Controversial new antitrust law enacted in South Africa
It also provides a clear mandate to the competition authorities to address economic concentration in a balanced manner and to promote economic transformation, the Presidency said on Monday.
“The bill provides greater clarity to firms and investors on prohibited practices and what constitutes abuse of dominance.
“Another expected benefit is improved administrative efficiencies in the work of the competition authorities and facilitative powers to the executive,” the Presidency explained.
Additionally, the amended legislation seeks to combat concentration and economic exclusion as core challenges that contribute to slower and less dynamic growth, lower employment and greater inequalities, as well as socio-political conflict.
The Presidency said this will enable a more effective approach to concentration, with a focus on improving outcomes for small and black-owned business, and strengthen the institutions involved in managing competition policy and law.

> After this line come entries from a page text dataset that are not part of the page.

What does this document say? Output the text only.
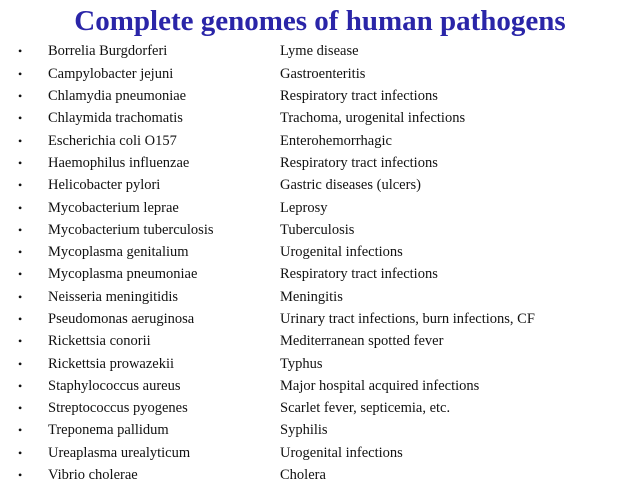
Complete genomes of human pathogens
•	Borrelia Burgdorferi	Lyme disease
•	Campylobacter jejuni	Gastroenteritis
•	Chlamydia pneumoniae	Respiratory tract infections
•	Chlaymida trachomatis	Trachoma, urogenital infections
•	Escherichia coli O157	Enterohemorrhagic
•	Haemophilus influenzae	Respiratory tract infections
•	Helicobacter pylori	Gastric diseases (ulcers)
•	Mycobacterium leprae	Leprosy
•	Mycobacterium tuberculosis	Tuberculosis
•	Mycoplasma genitalium	Urogenital infections
•	Mycoplasma pneumoniae	Respiratory tract infections
•	Neisseria meningitidis	Meningitis
•	Pseudomonas aeruginosa	Urinary tract infections, burn infections, CF
•	Rickettsia conorii	Mediterranean spotted fever
•	Rickettsia prowazekii	Typhus
•	Staphylococcus aureus	Major hospital acquired infections
•	Streptococcus pyogenes	Scarlet fever, septicemia, etc.
•	Treponema pallidum	Syphilis
•	Ureaplasma urealyticum	Urogenital infections
•	Vibrio cholerae	Cholera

“These changes are in the long-term interest of both business and organised labour and benefit small to medium-sized companies through a pro-growth, transformation model that can help lift investment and advance economic inclusion,” the Presidency said.
The signing ceremony will take place this afternoon at the Tuynhuys Chambers in Parliament. Economic Development Minister Ebrahim Patel, who campaigned fiercely for the bill’s codification, will join the ceremony along with a group of stakeholders.